Data from the report indicates that target-date fund use varies with age. Younger participants, for example, are more likely to hold target-date funds and such funds tend to represent a much larger share of their 401(k) assets. At year-end 2012, 52% of 401(k) participants in their 20s had target-date funds, with those funds making up 34% of their 401(k) assets.

“More new or recent hires invested their 401(k) assets in balanced funds, including target-date funds,” notes Jack VanDerhei, EBRI research director. “At year-end 2012, nearly 54% of the account balances of recently hired participants in their 20s were invested in balanced funds, compared with about 7% in 1998. A significant subset of that balanced fund category is invested in target-date funds.” The report notes that at year-end 2012, 43% of the account balances of recently hired participants in their 20s were invested in target-date funds, compared with 40% at year-end 2011.

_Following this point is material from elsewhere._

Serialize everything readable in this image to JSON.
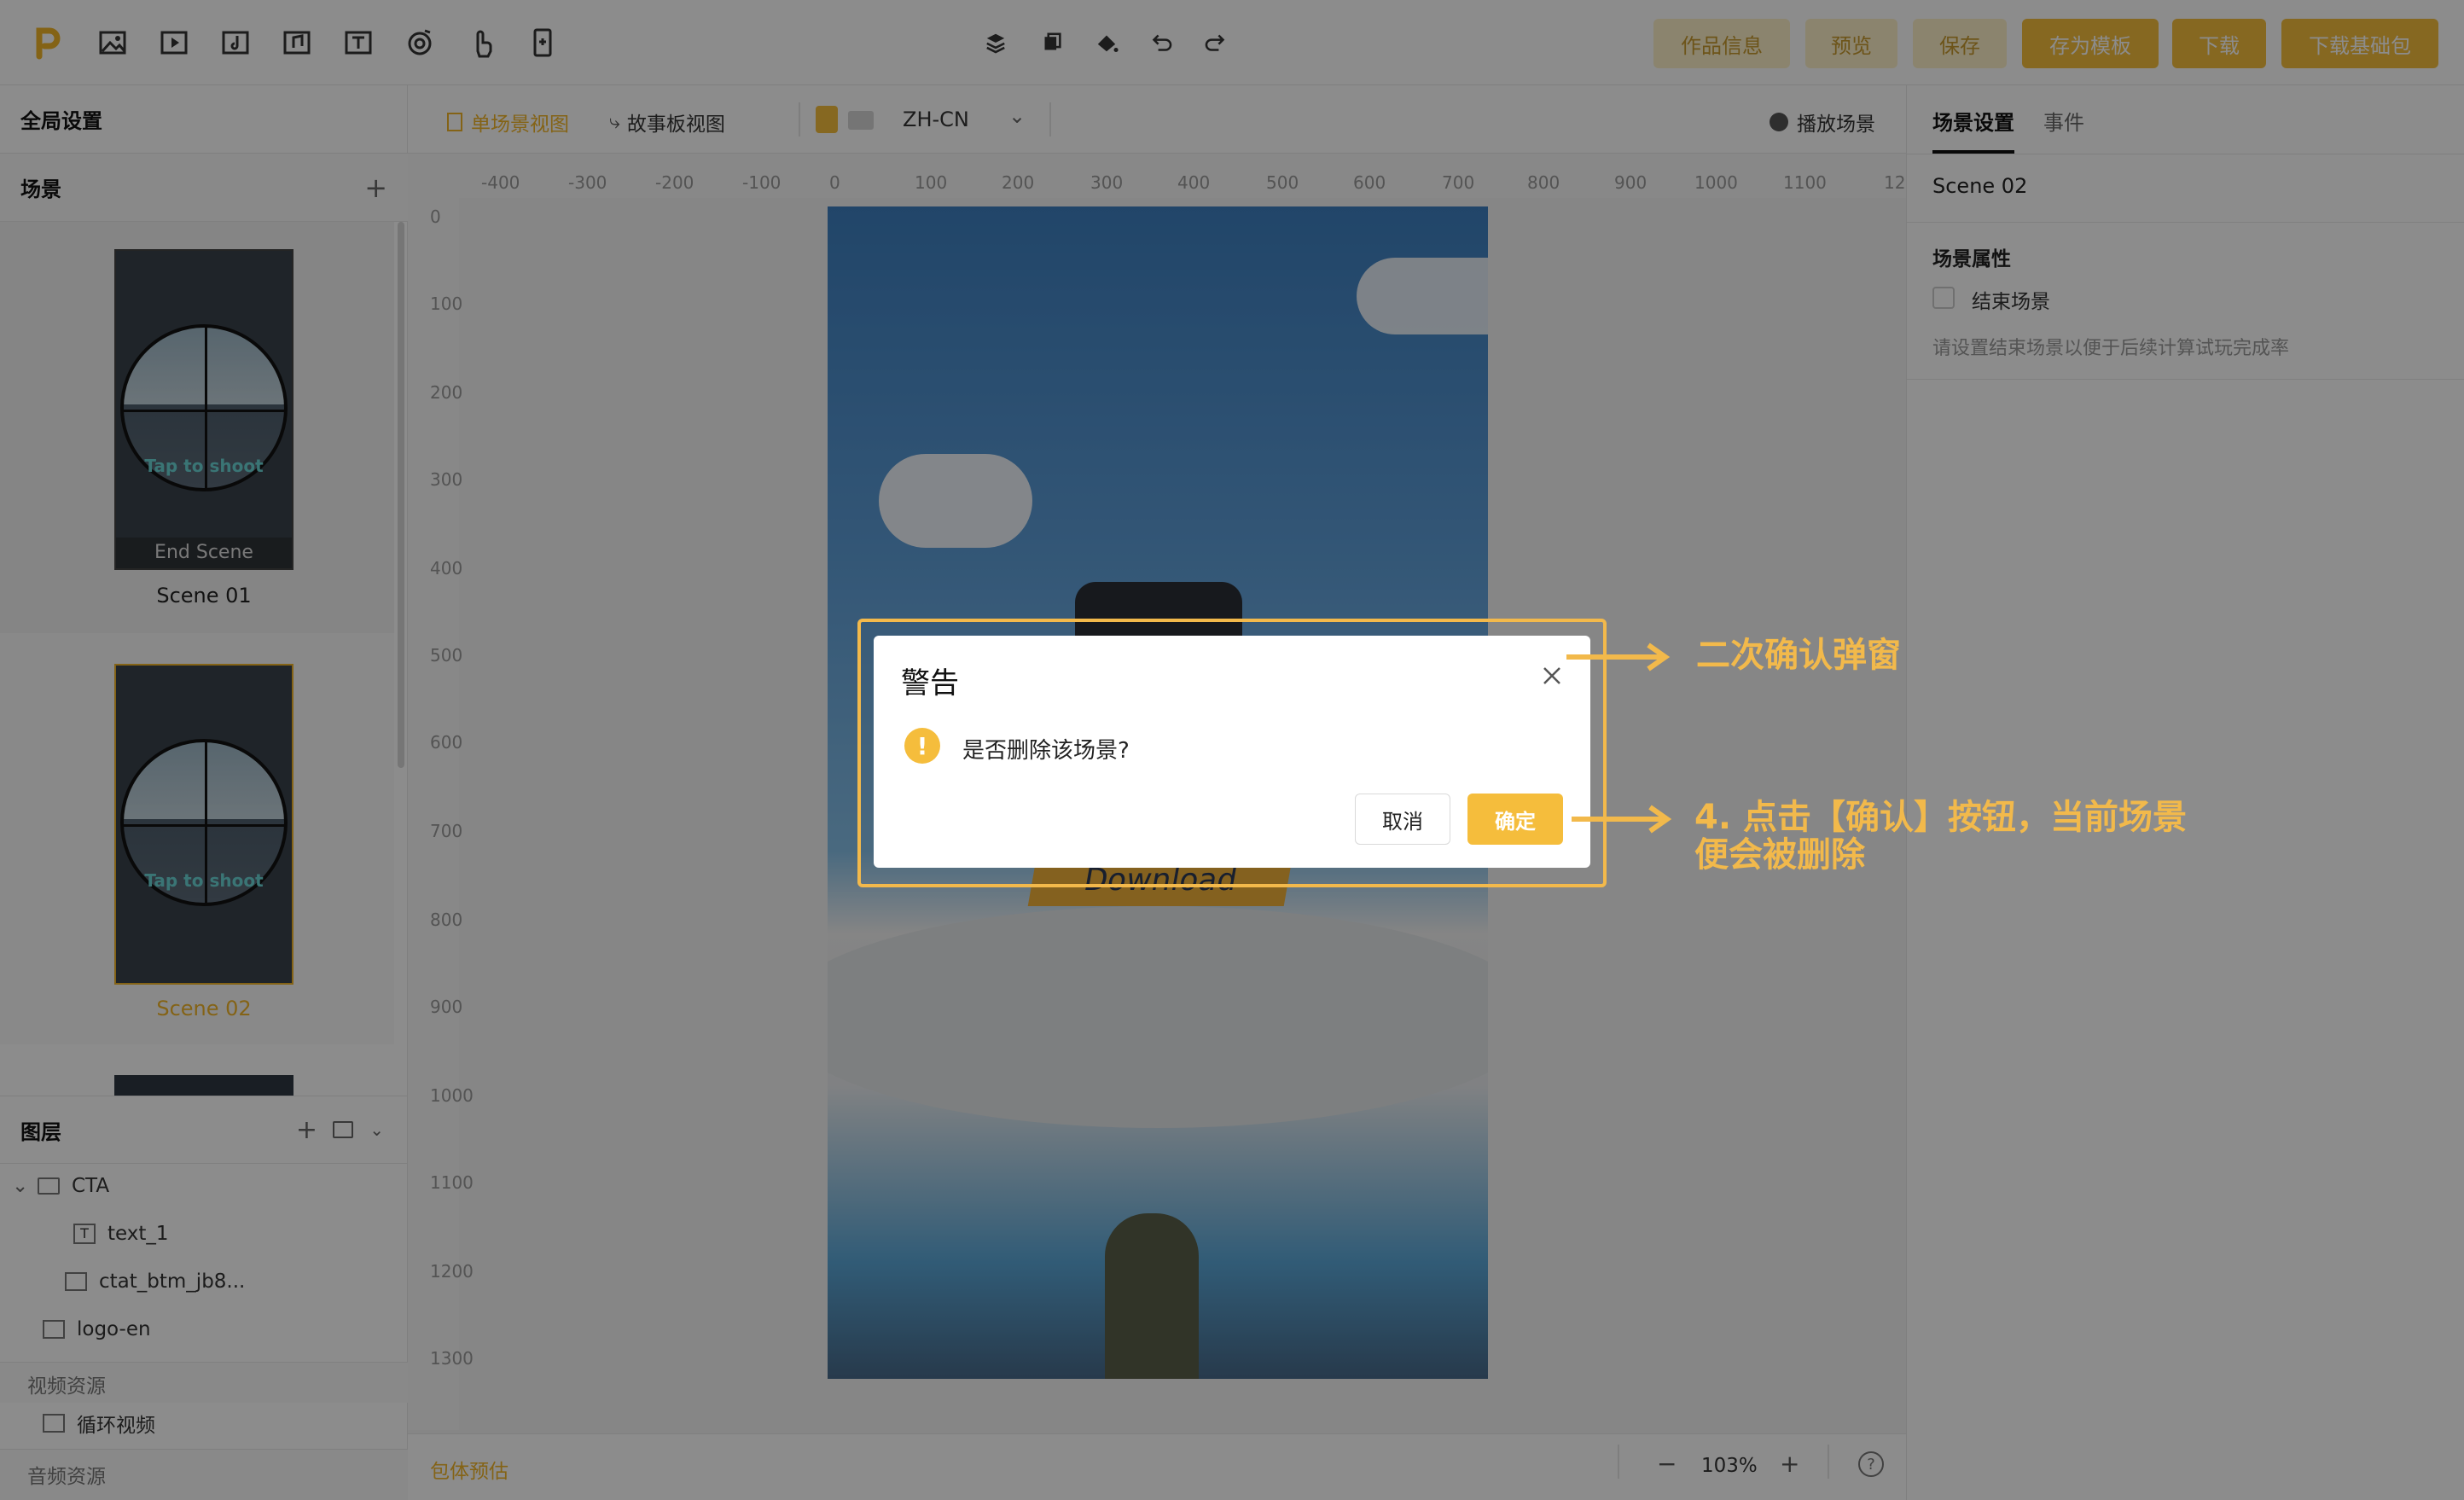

The report also shows that at year-end 2012, 21% of all 401(k) participants who were eligible for loans had loans outstanding against their 401(k) accounts, unchanged from the prior three years (2009 to 2011), although slightly elevated compared with prior to the financial crisis (2006 to 2008).

Age, tenure and a number of other factors impact an individual’s account balance at any point in time, according to the report. In addition, the 401(k) account balance for an individual’s current job was typically found to be just one of a number of retirement resources that he or she will accrue over a working career, including Social Security.

At year-end 2012, the average 401(k) participant account balance was $63,929 and the median account balance was $17,630, with wide variation reflecting the many variables in retirement saving, including participant age, tenure, salary, contribution behavior, rollovers from other plans, asset allocation, withdrawals, loan activity, and employer contribution rates. Older participants and those with longer tenure tend to have higher 401(k) balances at their current employers. For example, at year-end 2012, the average account balance among 401(k) plan participants in their 60s with more than 30 years of tenure was $224,287.

The report is based on data from the EBRI/ICI database of employer-sponsored 401(k) plans. For 2012, the database includes statistical information on 24 million 401(k) plan participants in 64,619 plans, which held $1.536 trillion in assets.

More information about the report can be found in the December 2013 EBRI Issue Brief and the December 2013 ICI Research Perspective.